Salem ships would stream out of port in the mornings and many would return with prizes by evening. Even the fishing shallops joined in the fun. Two-thirds of the square-rigged ships were captured by the British but the faster sloops did much better. Many of the captains of the shipping industry got their start with the prizes captured (or stolen depending upon your point of view) from the British.
In defense of the British, they were having financial problems, due mainly to the almost continual wars with France. And it must have been frustrating to have Ships, little more than pirates, stopping their ships and taking the cargo.

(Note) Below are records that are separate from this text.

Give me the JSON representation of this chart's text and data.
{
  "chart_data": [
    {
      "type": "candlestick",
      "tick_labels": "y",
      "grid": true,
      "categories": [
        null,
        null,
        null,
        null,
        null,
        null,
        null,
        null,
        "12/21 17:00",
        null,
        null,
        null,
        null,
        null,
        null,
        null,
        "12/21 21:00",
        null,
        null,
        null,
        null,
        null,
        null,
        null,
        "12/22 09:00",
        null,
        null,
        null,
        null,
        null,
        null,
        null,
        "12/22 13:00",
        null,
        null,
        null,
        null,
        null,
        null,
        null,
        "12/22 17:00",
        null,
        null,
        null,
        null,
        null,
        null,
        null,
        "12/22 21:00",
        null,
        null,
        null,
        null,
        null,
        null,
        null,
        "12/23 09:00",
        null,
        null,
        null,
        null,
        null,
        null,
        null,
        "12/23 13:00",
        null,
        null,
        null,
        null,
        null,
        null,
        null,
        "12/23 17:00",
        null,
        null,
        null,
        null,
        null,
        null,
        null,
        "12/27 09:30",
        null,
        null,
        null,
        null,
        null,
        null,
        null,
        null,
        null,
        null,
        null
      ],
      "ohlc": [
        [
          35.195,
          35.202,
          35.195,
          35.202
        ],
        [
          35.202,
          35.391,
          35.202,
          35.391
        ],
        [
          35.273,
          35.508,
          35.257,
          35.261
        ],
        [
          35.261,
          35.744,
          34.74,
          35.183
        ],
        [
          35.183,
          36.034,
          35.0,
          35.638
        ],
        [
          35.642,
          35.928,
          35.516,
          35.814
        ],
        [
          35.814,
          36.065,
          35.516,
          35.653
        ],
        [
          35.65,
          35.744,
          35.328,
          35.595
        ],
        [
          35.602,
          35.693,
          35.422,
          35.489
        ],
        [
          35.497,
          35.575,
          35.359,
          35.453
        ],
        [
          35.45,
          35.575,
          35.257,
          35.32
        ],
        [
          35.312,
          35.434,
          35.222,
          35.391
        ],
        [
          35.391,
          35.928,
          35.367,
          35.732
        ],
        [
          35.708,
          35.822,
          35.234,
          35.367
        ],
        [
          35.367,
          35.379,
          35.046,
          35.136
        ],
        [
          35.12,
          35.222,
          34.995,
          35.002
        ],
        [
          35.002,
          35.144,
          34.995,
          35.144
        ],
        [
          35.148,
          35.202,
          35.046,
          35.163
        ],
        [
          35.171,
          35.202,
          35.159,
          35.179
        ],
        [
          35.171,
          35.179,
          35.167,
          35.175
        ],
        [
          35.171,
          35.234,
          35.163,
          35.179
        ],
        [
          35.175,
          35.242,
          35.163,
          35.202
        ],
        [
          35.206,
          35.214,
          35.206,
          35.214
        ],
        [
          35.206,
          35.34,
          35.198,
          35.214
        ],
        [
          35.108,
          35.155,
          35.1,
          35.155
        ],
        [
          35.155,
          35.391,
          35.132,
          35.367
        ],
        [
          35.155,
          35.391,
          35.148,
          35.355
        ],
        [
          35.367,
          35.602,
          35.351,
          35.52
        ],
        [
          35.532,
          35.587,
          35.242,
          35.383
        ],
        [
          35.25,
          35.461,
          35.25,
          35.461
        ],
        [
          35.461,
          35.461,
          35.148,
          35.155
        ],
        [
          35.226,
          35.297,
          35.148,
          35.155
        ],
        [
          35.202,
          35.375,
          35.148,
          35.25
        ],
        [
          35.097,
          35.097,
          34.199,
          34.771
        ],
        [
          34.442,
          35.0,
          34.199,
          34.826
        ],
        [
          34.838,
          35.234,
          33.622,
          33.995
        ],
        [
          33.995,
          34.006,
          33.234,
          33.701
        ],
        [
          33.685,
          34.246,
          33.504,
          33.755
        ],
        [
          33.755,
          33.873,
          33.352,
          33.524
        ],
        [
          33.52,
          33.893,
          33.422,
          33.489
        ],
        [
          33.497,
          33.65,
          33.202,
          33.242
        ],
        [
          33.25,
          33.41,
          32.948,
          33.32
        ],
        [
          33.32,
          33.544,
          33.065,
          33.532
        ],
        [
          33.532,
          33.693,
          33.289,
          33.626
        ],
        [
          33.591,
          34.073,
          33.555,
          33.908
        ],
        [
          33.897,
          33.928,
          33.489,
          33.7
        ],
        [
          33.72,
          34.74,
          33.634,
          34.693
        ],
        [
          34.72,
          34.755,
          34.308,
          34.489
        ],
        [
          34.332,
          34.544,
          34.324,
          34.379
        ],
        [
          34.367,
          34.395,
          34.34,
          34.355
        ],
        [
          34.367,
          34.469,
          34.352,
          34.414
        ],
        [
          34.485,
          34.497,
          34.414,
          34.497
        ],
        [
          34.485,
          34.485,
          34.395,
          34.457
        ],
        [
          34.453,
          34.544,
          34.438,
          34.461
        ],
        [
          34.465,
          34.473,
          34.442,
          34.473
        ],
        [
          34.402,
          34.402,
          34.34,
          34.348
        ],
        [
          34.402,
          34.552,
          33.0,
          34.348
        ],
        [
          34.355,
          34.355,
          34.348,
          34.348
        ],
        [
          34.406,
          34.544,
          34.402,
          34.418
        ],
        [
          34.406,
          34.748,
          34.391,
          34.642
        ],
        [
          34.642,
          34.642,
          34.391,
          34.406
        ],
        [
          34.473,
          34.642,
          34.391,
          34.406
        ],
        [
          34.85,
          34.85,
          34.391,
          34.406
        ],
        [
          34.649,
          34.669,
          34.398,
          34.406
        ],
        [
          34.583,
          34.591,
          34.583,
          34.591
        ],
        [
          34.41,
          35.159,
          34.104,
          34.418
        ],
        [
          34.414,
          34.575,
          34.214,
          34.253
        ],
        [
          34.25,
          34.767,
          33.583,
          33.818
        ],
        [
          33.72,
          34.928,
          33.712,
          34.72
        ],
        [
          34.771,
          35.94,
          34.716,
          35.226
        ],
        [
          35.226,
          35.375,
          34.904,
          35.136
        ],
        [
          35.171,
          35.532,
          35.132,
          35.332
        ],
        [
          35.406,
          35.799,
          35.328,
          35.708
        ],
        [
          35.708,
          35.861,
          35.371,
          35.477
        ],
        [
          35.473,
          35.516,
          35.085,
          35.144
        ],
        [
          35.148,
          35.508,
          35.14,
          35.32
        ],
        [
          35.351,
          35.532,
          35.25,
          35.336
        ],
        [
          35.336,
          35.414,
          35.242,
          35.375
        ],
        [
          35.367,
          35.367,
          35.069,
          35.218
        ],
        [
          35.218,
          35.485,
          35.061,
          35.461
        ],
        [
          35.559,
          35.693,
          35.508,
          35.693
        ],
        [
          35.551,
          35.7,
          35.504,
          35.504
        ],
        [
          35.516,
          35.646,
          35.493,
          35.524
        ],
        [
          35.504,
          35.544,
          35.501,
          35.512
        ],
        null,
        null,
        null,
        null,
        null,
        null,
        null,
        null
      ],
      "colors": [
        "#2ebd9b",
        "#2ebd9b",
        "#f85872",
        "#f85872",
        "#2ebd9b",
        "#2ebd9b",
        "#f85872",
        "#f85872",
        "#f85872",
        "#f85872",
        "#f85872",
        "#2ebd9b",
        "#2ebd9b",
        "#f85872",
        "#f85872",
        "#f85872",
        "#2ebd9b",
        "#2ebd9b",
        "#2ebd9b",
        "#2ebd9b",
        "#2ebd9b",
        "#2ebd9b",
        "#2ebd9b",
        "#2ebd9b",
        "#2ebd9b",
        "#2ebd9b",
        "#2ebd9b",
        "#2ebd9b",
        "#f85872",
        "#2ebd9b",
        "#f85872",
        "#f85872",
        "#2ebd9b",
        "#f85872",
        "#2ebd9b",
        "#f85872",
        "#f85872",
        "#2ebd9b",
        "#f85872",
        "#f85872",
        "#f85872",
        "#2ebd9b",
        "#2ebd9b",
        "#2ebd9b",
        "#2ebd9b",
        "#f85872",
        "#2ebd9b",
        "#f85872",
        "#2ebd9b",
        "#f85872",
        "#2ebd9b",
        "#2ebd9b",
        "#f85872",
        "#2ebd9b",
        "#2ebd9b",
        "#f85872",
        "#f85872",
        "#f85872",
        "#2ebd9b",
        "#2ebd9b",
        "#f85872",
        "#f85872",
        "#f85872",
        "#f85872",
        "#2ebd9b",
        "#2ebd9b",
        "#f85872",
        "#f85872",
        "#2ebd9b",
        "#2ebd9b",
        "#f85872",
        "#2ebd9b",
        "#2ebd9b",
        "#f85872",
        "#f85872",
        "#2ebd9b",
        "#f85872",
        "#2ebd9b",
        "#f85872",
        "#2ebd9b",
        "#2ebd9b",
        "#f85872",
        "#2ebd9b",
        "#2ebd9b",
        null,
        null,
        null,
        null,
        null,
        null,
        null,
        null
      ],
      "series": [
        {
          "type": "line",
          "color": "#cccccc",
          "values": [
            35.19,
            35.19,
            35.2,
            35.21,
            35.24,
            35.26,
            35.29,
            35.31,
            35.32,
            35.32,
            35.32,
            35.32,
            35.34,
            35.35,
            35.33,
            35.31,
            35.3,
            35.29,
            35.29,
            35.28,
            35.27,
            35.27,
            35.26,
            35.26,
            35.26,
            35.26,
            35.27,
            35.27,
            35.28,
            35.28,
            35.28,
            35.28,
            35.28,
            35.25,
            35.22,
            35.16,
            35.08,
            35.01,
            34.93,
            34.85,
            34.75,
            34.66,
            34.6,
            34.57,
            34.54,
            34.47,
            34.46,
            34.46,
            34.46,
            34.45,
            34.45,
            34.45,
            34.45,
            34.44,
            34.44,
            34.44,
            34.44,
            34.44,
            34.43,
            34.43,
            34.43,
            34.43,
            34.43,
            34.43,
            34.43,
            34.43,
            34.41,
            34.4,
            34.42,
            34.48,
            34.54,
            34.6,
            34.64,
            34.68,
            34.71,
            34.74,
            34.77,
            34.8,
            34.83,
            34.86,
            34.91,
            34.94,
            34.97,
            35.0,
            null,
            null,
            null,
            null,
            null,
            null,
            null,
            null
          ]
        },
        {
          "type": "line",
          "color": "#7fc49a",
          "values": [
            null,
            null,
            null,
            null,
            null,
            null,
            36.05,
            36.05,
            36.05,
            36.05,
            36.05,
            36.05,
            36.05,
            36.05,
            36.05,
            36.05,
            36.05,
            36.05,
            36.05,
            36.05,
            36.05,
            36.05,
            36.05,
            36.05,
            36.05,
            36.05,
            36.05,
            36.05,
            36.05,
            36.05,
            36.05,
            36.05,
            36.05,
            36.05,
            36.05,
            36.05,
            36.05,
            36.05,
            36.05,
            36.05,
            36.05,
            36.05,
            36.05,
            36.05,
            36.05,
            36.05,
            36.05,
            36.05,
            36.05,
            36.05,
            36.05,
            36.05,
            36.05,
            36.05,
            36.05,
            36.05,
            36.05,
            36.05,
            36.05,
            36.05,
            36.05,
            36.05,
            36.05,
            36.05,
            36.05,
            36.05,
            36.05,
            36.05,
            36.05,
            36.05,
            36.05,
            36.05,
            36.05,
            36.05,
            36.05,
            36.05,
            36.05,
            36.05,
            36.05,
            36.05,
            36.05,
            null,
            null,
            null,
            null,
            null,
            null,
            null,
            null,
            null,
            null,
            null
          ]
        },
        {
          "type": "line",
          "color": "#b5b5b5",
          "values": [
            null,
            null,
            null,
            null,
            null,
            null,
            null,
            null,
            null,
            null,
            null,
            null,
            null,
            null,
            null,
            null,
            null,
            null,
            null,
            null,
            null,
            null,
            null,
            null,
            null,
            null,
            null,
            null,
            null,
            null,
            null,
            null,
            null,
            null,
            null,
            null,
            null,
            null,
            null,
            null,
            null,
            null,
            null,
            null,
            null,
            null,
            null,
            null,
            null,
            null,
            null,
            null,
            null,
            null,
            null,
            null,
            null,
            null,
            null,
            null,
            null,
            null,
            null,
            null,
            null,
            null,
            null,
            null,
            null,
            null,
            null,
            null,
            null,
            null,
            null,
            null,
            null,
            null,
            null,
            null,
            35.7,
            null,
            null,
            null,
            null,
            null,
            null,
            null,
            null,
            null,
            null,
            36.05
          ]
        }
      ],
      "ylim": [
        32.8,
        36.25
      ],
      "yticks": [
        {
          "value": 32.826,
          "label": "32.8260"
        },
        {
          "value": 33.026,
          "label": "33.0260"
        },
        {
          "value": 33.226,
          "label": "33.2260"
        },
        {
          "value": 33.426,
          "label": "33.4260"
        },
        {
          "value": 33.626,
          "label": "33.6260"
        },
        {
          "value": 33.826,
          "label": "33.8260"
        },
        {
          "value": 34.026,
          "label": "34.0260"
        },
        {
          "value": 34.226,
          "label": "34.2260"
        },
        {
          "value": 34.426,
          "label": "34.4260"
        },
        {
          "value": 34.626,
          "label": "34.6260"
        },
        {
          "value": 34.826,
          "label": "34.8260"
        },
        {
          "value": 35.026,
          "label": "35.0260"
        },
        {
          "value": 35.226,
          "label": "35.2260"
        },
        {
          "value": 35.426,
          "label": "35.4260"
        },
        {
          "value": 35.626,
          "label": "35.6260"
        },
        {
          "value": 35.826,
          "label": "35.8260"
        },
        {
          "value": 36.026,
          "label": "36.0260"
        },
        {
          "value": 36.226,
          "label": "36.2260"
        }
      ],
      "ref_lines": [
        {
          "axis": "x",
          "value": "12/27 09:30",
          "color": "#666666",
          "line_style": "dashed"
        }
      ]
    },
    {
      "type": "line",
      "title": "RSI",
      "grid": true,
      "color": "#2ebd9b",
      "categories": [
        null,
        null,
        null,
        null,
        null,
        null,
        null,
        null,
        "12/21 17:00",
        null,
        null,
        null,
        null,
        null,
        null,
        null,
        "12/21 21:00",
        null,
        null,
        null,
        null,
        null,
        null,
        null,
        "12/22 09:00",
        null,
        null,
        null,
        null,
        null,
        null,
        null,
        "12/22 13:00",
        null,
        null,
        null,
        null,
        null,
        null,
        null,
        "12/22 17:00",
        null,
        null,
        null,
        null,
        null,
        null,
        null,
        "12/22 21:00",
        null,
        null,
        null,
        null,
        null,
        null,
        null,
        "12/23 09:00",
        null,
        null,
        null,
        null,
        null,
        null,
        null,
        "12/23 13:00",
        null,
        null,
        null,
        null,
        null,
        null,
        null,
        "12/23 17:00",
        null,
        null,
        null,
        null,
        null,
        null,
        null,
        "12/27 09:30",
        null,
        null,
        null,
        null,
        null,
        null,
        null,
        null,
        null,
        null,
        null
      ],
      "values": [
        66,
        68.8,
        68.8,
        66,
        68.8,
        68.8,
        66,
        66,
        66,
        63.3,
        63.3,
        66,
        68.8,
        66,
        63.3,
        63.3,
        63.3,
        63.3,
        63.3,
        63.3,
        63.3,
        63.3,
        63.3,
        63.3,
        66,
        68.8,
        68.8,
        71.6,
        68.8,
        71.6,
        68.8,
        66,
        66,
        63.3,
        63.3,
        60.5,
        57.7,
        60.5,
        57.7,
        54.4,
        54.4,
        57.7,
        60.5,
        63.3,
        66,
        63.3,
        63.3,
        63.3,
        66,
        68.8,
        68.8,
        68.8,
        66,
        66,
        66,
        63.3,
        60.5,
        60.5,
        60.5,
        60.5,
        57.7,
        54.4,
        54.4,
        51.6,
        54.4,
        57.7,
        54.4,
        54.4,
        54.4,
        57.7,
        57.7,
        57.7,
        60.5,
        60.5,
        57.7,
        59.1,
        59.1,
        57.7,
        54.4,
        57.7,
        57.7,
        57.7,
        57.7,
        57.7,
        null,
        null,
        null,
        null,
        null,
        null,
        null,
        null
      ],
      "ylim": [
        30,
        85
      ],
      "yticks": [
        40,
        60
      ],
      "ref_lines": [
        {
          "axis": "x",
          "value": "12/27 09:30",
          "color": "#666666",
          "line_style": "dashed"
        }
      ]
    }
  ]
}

The Brand new United States of America found itself in a similar situation after the War of Independence. The new country was broke. Soldiers in the Continental Army had not been paid and there was no money to pay them so they were offered land on the frontier (which was western Pennsylvania at that time.) Some of these soldiers sold the land at rock bottom prices but many moved west to claim their property, adding themselves to the sparse population already there. To fill the empty coffers of this new country, Alexander Hamilton proposed a tax on whiskey. This became the seed for one of the first challenges to face the new government – the Whiskey Rebellion of 1793. But I digress. That’s the lure and excitement of history – everything is so interlinked.